Now more than ever, the safety of employees is a top priority for businesses. In manufacturing facilities, there are often a lot of moving parts, people and departments, so safety is even more critical to ensure operations run smoothly. In July's Back to Business with AI virtual event, David McCall of Tyson Foods shared how AI has impacted them in a positive way and how safety has remained top priority in their manufacturing plants.
You can view McCall's complete session in the video above or catch a recap below.
While, symptomatic workers of COVID-19 are a heavy concern for any workplace, busy manufacturing companies like Tyson Foods are implementing the necessary AI-related technologies to help monitor temperatures, proper PPE and social distancing protocols among employees. Tyson has implemented computer vision systems, machine learning (ML) and thermal imaging/cameras to help make this happen. As employees enter a plant and clock in, for example, thermal cameras measures their temperature and integrates with thermal imaging systems to alert management should an elevated temp be detected. Additionally, computer vision systems can monitor other necessary protocols, such as mask wearing and distance, are followed throughout the plant.
Tyson manufacturing also uses geofencing to ensure workplace safety. Geofencing is essentially the practice of using GPS or radio frequency to define a geographic boundary. Once the virtual barrier is established, triggers can be set to alert the proper officials should issues occur within the defined boundary.
In dynamic geofencing, a vision system is mounted to a moving vehicle to view different perspectives.
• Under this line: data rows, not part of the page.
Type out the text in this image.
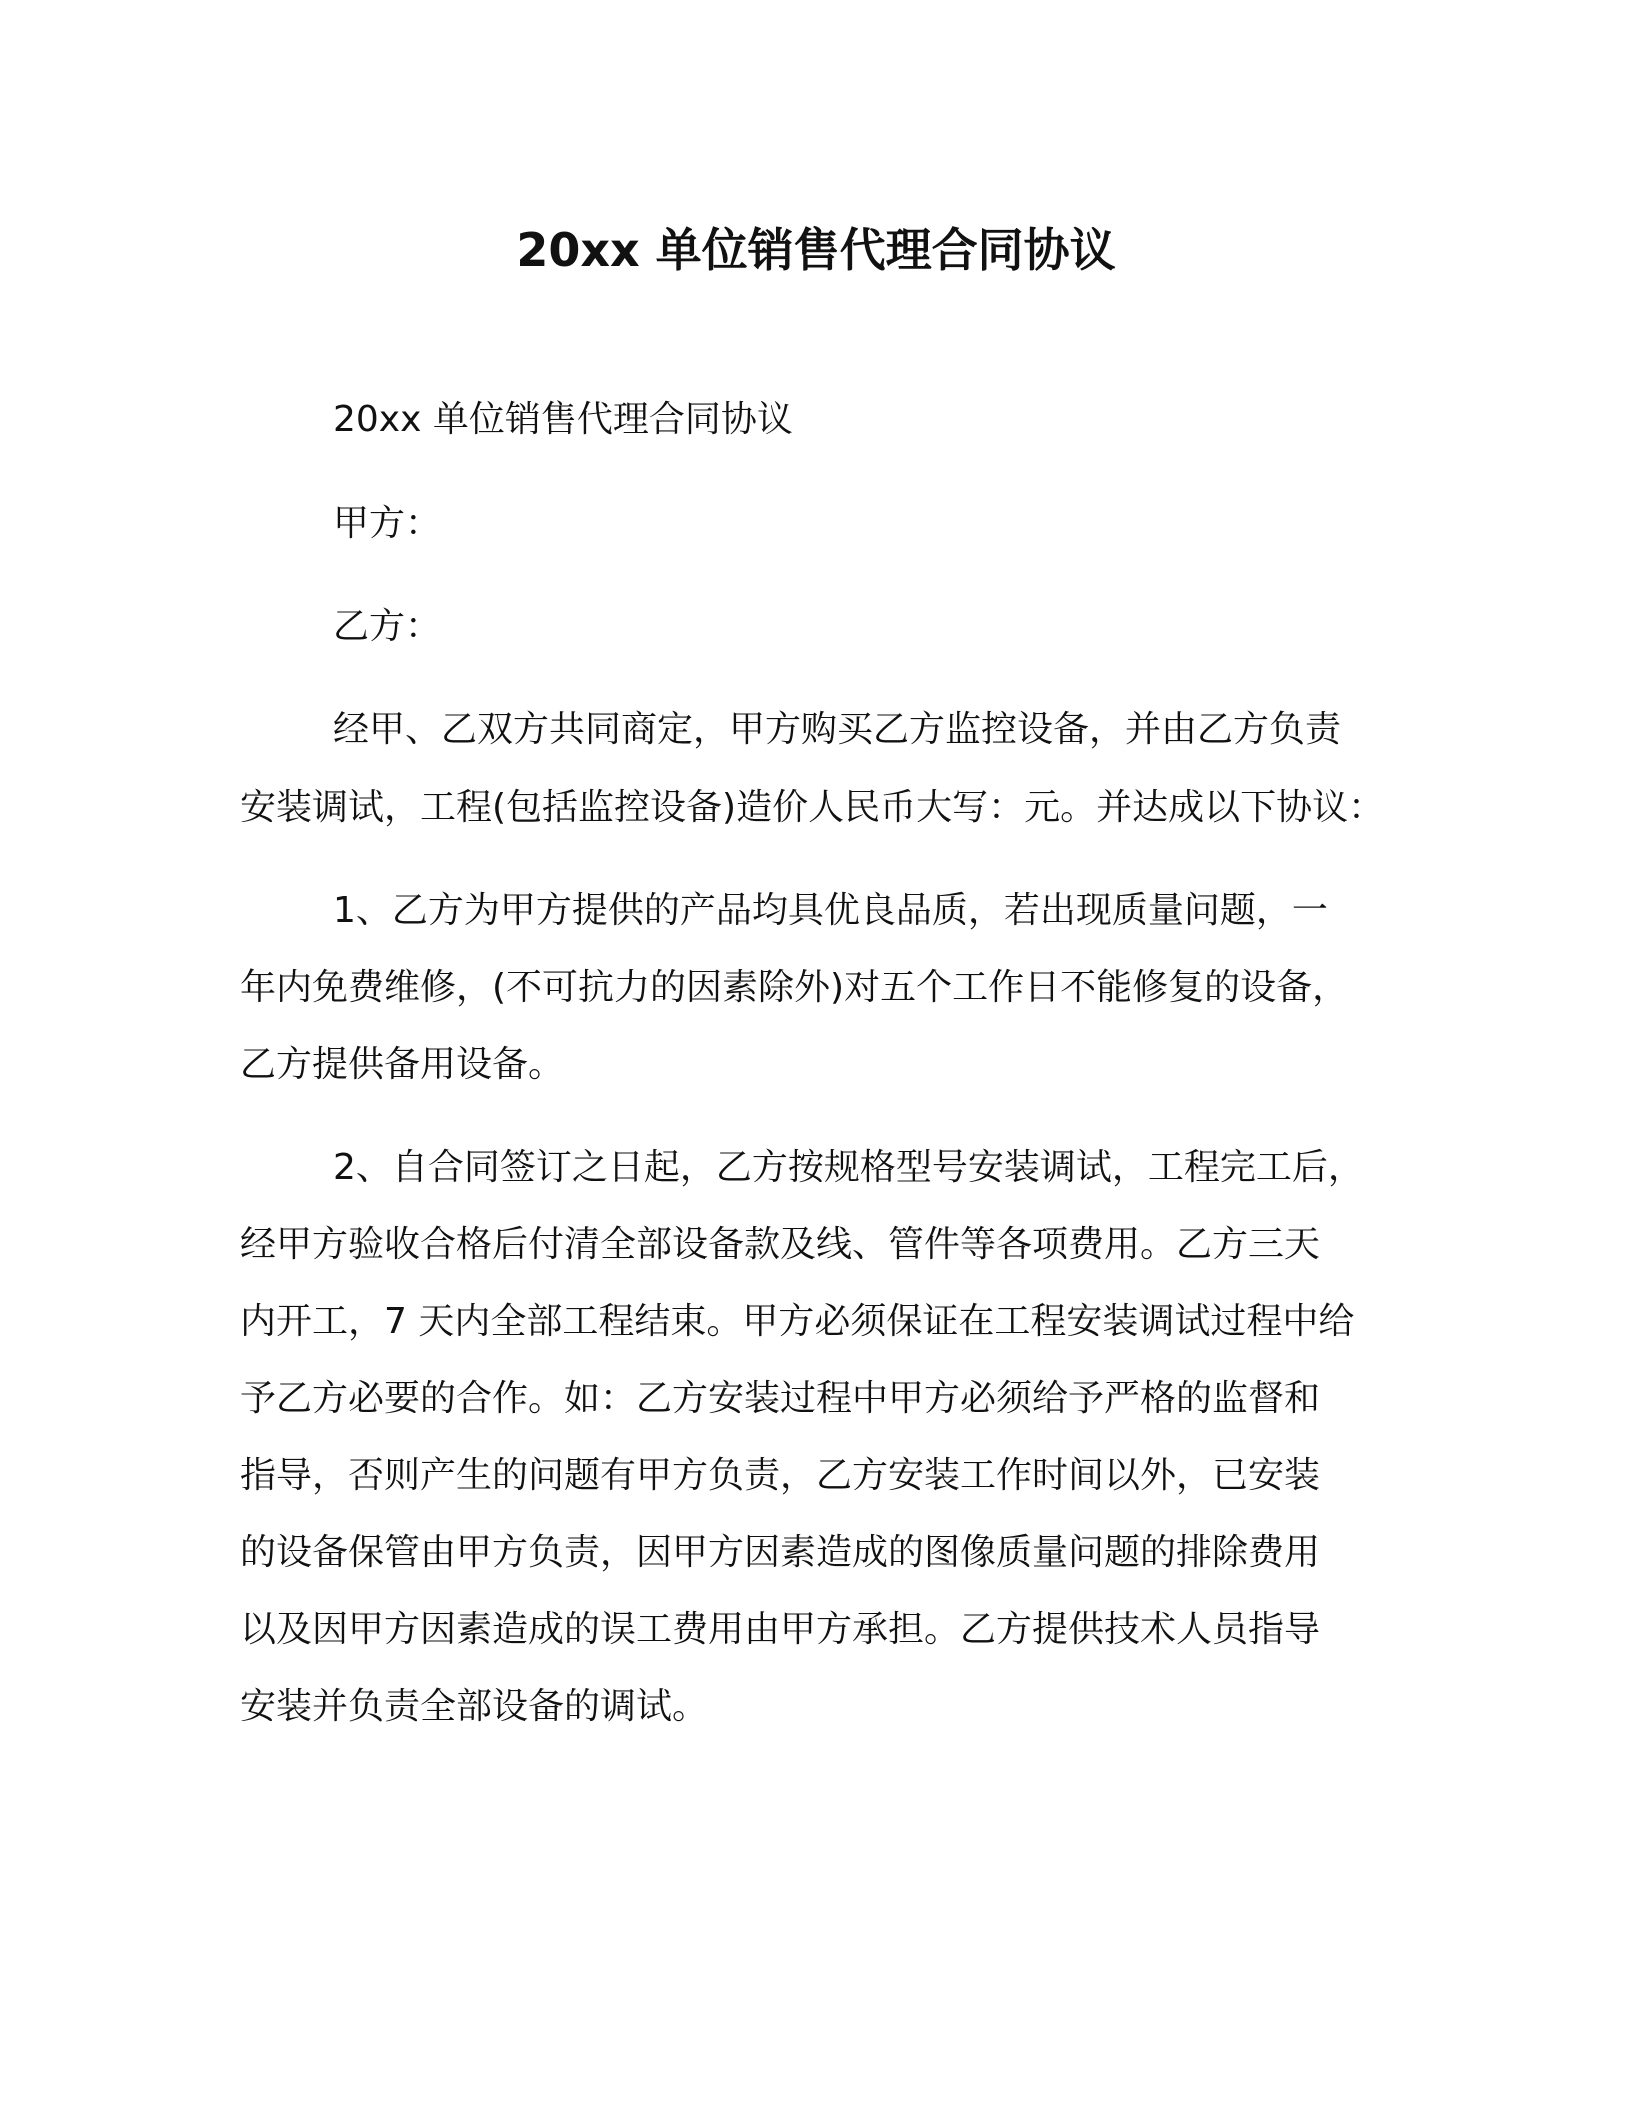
20xx 单位销售代理合同协议
20xx 单位销售代理合同协议
甲方：
乙方：
经甲、乙双方共同商定，甲方购买乙方监控设备，并由乙方负责
安装调试，工程(包括监控设备)造价人民币大写：元。并达成以下协议：
1、乙方为甲方提供的产品均具优良品质，若出现质量问题，一
年内免费维修，(不可抗力的因素除外)对五个工作日不能修复的设备，
乙方提供备用设备。
2、自合同签订之日起，乙方按规格型号安装调试，工程完工后，
经甲方验收合格后付清全部设备款及线、管件等各项费用。乙方三天
内开工，7 天内全部工程结束。甲方必须保证在工程安装调试过程中给
予乙方必要的合作。如：乙方安装过程中甲方必须给予严格的监督和
指导，否则产生的问题有甲方负责，乙方安装工作时间以外，已安装
的设备保管由甲方负责，因甲方因素造成的图像质量问题的排除费用
以及因甲方因素造成的误工费用由甲方承担。乙方提供技术人员指导
安装并负责全部设备的调试。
This vision system, with the power of AI, continuously searches for scenarios of concern as it moves around the facility and alerts management of issues. As an example, if someone crosses the plane of a geofence surrounding a hazardous area, an alert can be sent out to turnoff dangerous equipment in that area to keep the employee from getting hurt.
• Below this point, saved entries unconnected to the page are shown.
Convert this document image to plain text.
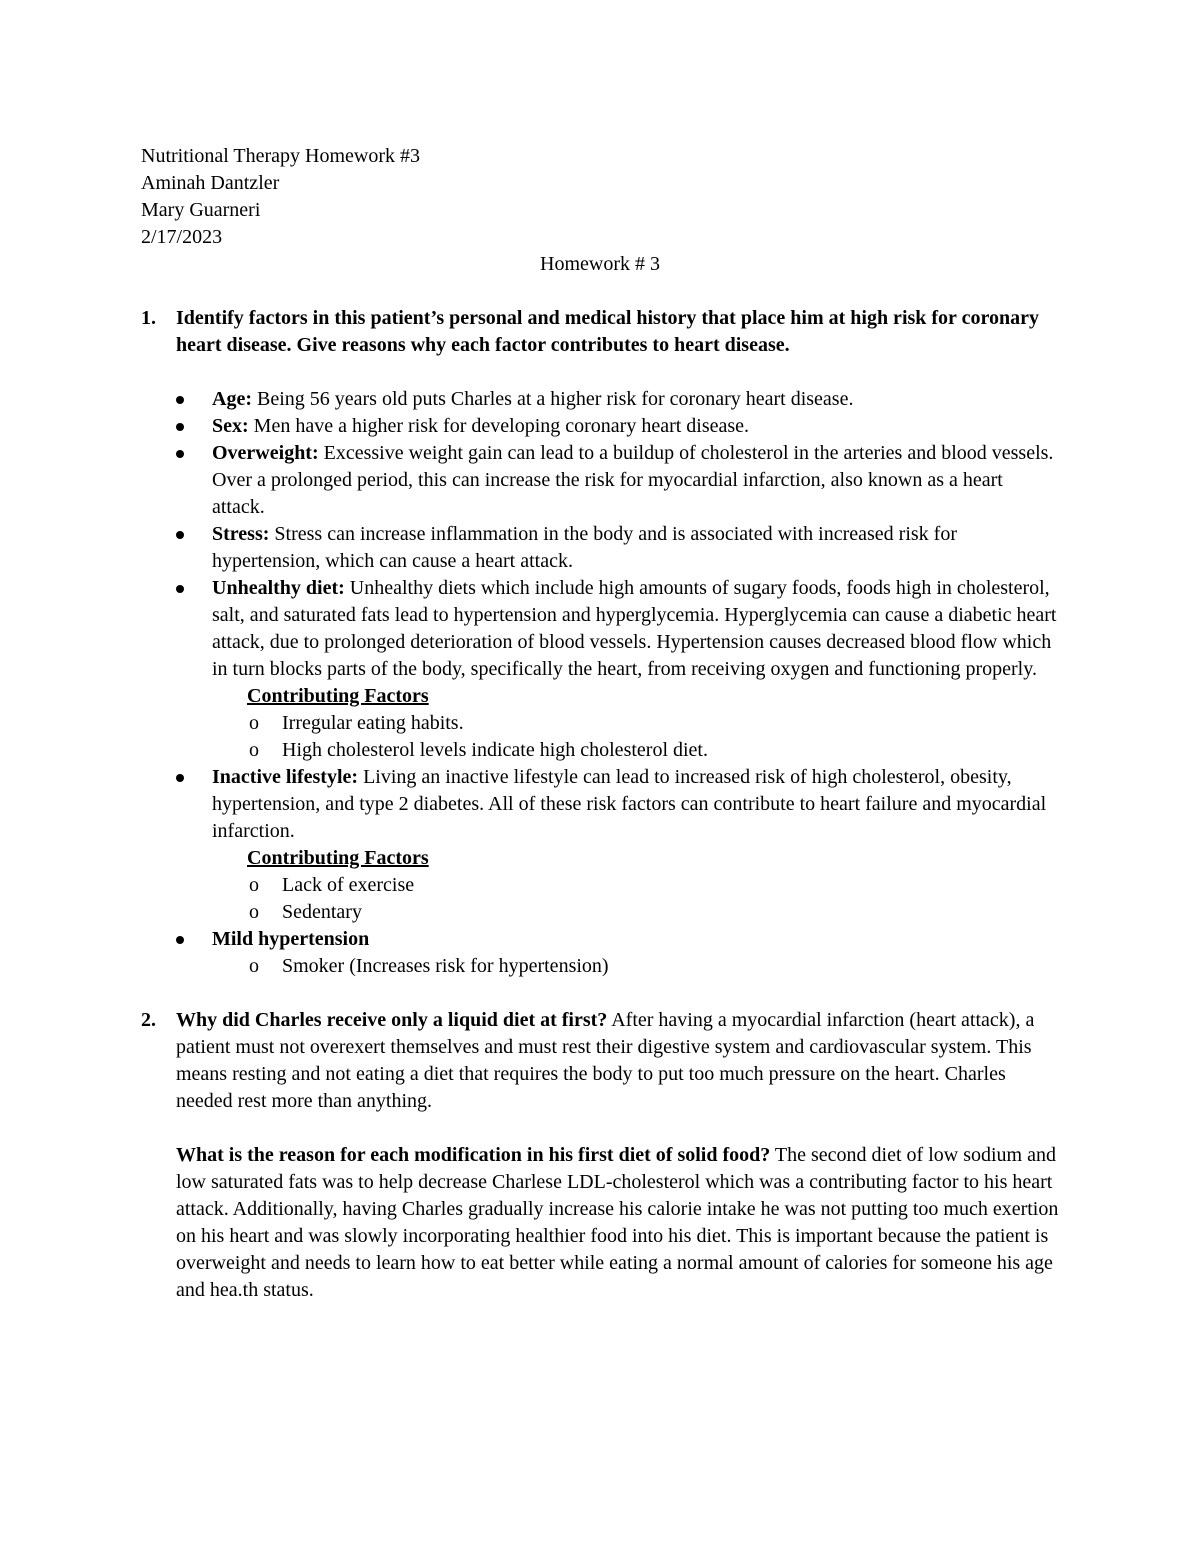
Nutritional Therapy Homework #3
Aminah Dantzler
Mary Guarneri
2/17/2023
Homework # 3
1. Identify factors in this patient’s personal and medical history that place him at high risk for coronary heart disease. Give reasons why each factor contributes to heart disease.
Age: Being 56 years old puts Charles at a higher risk for coronary heart disease.
Sex: Men have a higher risk for developing coronary heart disease.
Overweight: Excessive weight gain can lead to a buildup of cholesterol in the arteries and blood vessels. Over a prolonged period, this can increase the risk for myocardial infarction, also known as a heart attack.
Stress: Stress can increase inflammation in the body and is associated with increased risk for hypertension, which can cause a heart attack.
Unhealthy diet: Unhealthy diets which include high amounts of sugary foods, foods high in cholesterol, salt, and saturated fats lead to hypertension and hyperglycemia. Hyperglycemia can cause a diabetic heart attack, due to prolonged deterioration of blood vessels. Hypertension causes decreased blood flow which in turn blocks parts of the body, specifically the heart, from receiving oxygen and functioning properly.
Contributing Factors
o Irregular eating habits.
o High cholesterol levels indicate high cholesterol diet.
Inactive lifestyle: Living an inactive lifestyle can lead to increased risk of high cholesterol, obesity, hypertension, and type 2 diabetes. All of these risk factors can contribute to heart failure and myocardial infarction.
Contributing Factors
o Lack of exercise
o Sedentary
Mild hypertension
o Smoker (Increases risk for hypertension)
2. Why did Charles receive only a liquid diet at first? After having a myocardial infarction (heart attack), a patient must not overexert themselves and must rest their digestive system and cardiovascular system. This means resting and not eating a diet that requires the body to put too much pressure on the heart. Charles needed rest more than anything.
What is the reason for each modification in his first diet of solid food? The second diet of low sodium and low saturated fats was to help decrease Charlese LDL-cholesterol which was a contributing factor to his heart attack. Additionally, having Charles gradually increase his calorie intake he was not putting too much exertion on his heart and was slowly incorporating healthier food into his diet. This is important because the patient is overweight and needs to learn how to eat better while eating a normal amount of calories for someone his age and hea.th status.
Like dynamic geofencing, static geofencing uses a vision system to detect hazardous scenarios, though in this case, the cameras are static in one place. In manufacturing, equipment is typically located in the same area, so this static system would be mounted in one spot overlooking the entire area. This could even be utilized along an assembly line to watch for material or items that might collide.
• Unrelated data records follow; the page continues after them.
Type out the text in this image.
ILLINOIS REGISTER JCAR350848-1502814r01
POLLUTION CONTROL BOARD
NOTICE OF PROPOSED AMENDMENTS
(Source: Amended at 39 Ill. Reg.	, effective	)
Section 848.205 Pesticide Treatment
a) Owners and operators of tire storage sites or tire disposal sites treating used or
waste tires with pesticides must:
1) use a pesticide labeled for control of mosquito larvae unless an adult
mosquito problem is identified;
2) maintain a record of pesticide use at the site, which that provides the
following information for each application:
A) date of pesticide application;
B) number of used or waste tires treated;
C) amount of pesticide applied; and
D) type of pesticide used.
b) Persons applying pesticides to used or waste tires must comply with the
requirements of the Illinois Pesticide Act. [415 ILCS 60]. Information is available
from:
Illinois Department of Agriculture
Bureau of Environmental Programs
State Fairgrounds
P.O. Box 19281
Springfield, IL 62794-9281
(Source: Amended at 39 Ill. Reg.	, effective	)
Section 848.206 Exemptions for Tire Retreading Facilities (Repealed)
With the use of IoT sensors and ML technology, manufacturing plants can monitor equipment that may be deteriorating, which could lead to dangerous situations for plant workers. By building models off of incoming data, this technology can be essentially "trained" to understand what good equipment looks like and what equipment defects look like, in real-time. Anomalies around electric equipment, for example, may include amperage pole or temperature changes that indicate there is a problem that needs to be addressed immediately.